Results: Overall, 12% of families with four-year-olds who lived in states with more restrictive firearm laws and 13% of families in states with child-access firearm laws owned firearms. Comparatively, 27% of families in states with less restrictive general laws and 30% of families in states without child-access laws had firearms. Controlling for both family and state-level characteristics, families who lived in states with child-access firearm laws were 39% less likely to have locked firearms in the home compared to being non-firearm owners. More restrictive general firearm laws were not associated with firearm ownership, controlling for other variables. Firearm laws were not associated with the likelihood of having an unlocked firearm in the home versus being a non-firearm owner. Interaction effects between the restrictiveness of states’ firearm laws and whether they have child-access laws indicated that families who lived in states where firearm laws were generally less restrictive but had child-specific access laws were more likely to have an unlocked firearm in the home than have a locked firearm.

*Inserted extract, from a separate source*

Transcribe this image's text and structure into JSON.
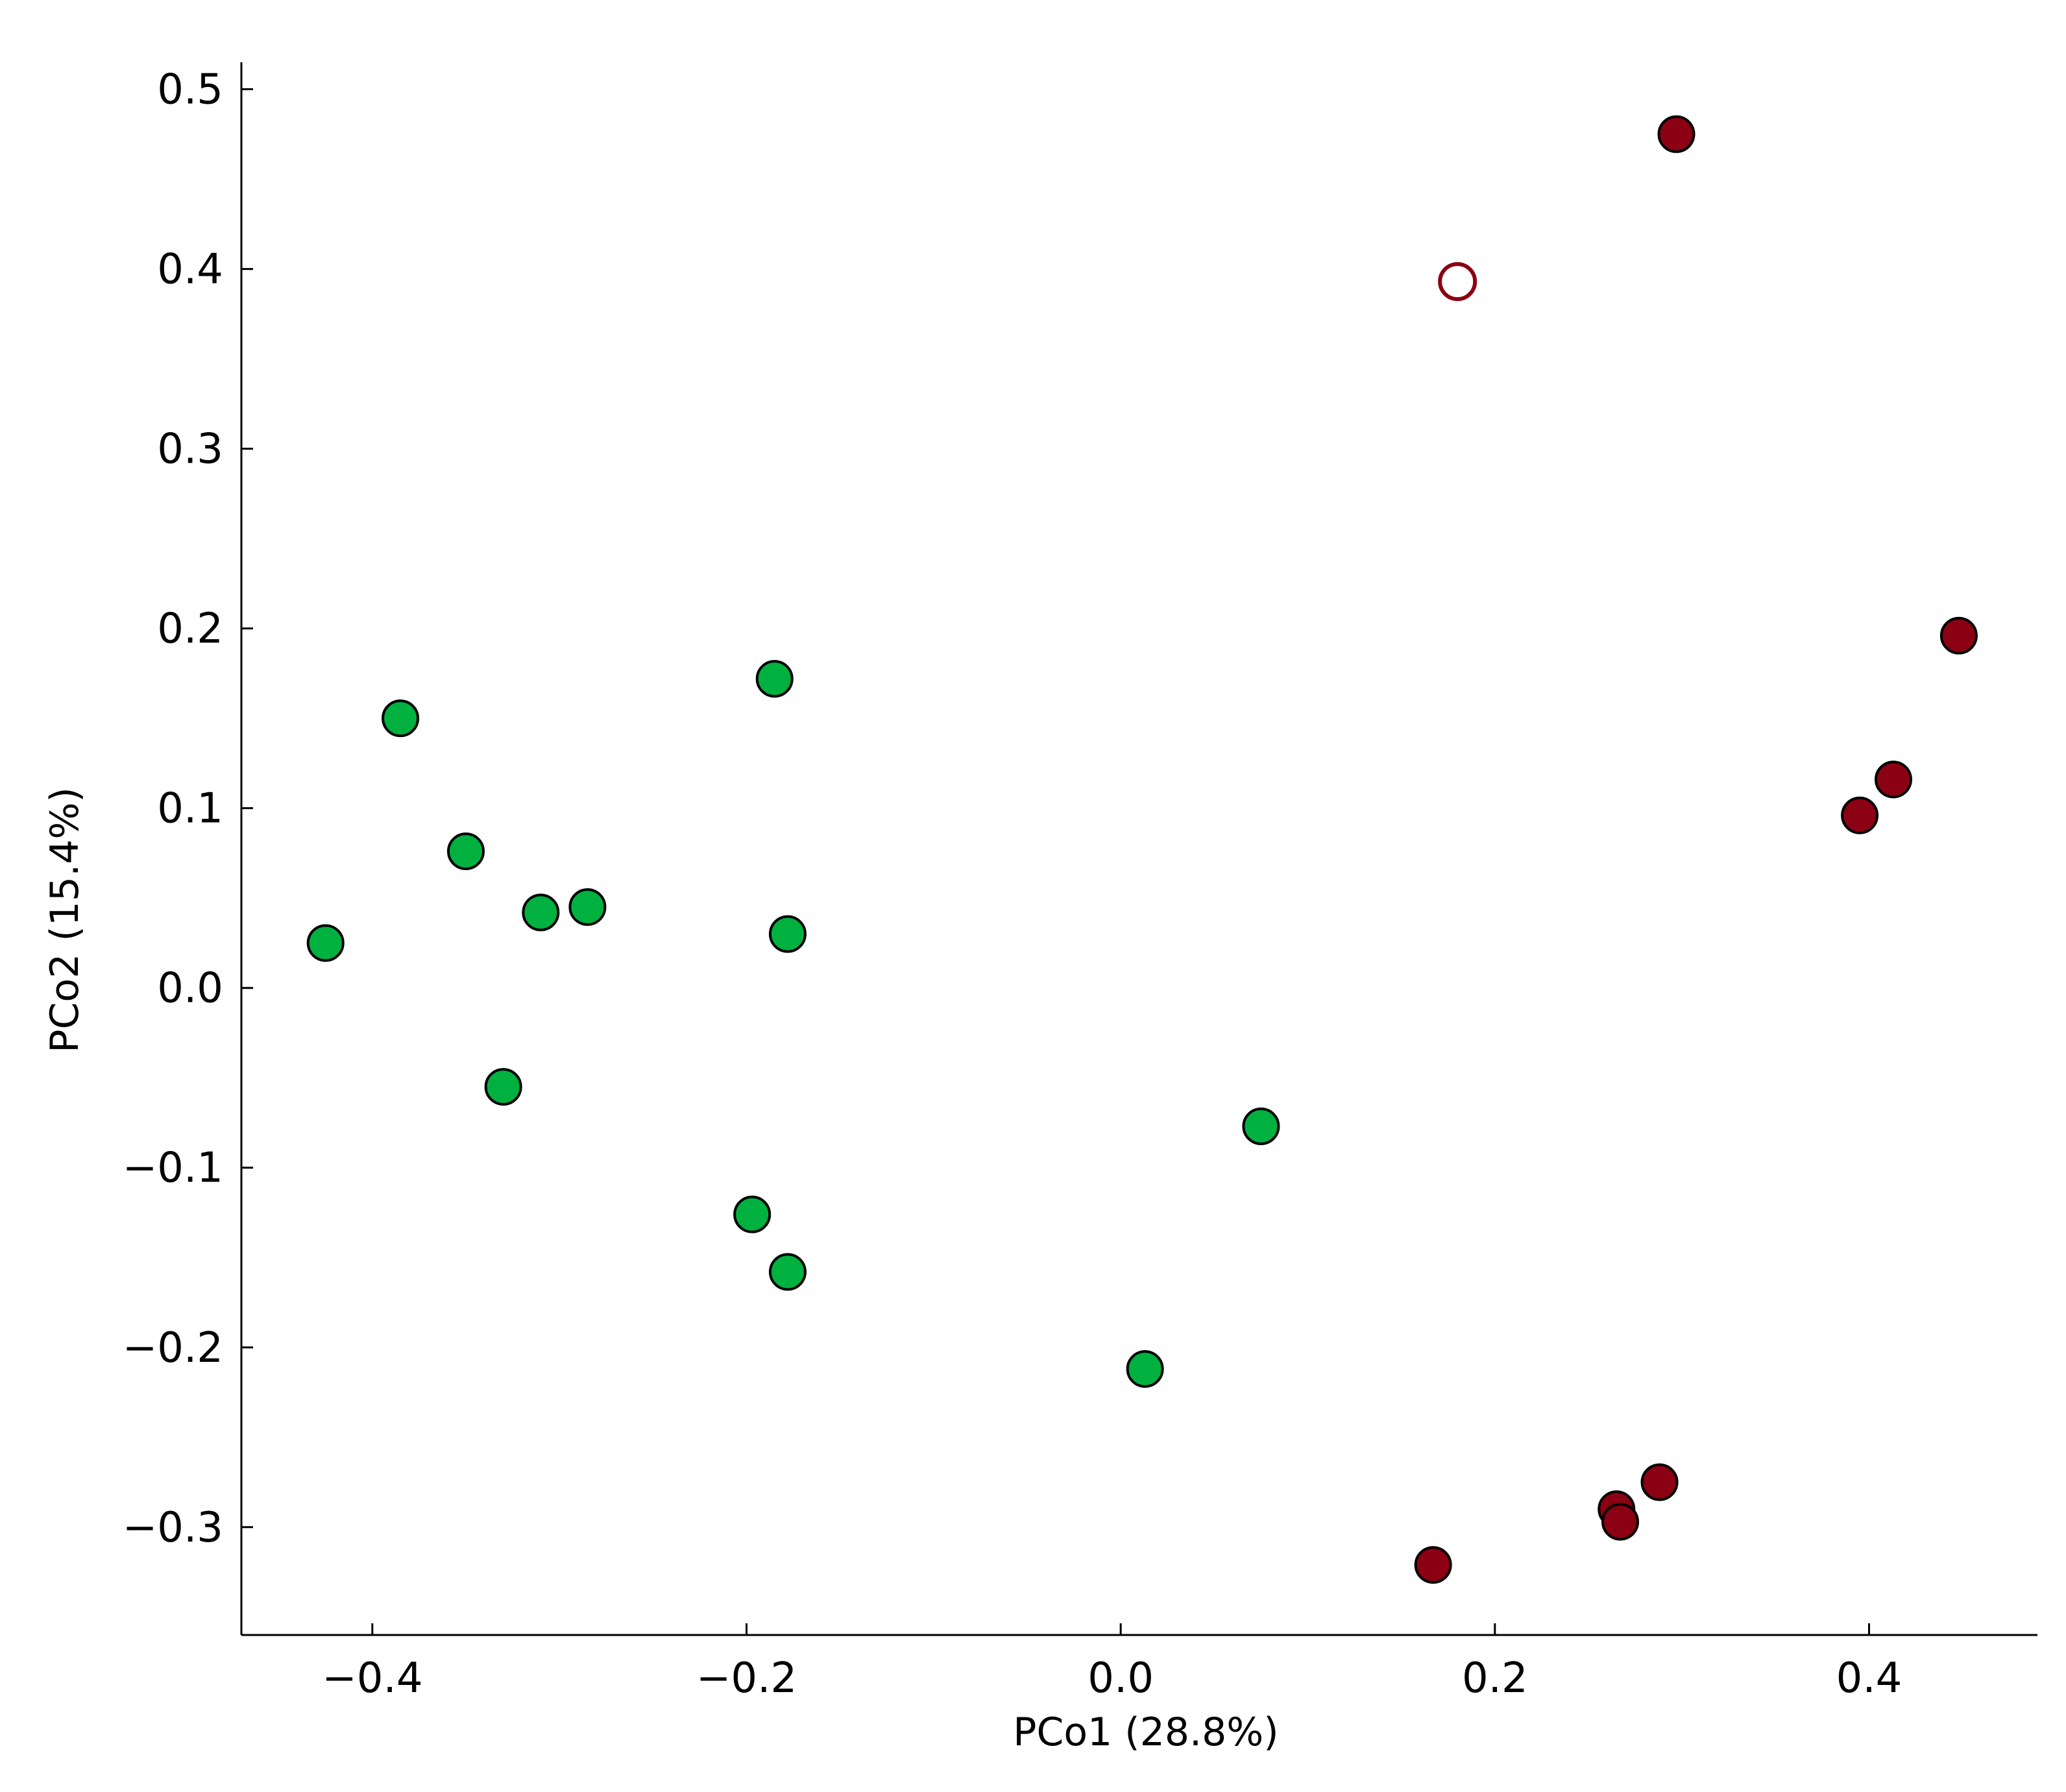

Conclusion: Child specific, but not general firearm laws, were associated with firearm ownership among families with young children. Child-specific access laws in the absence of more general firearm restrictions, however, were associated with an increased likelihood of unsafe firearm practices compared to safe practices. These findings suggest that general firearm restrictions may be associated with the efficacy of child-specific legislation promoting responsible firearm ownership in homes with children.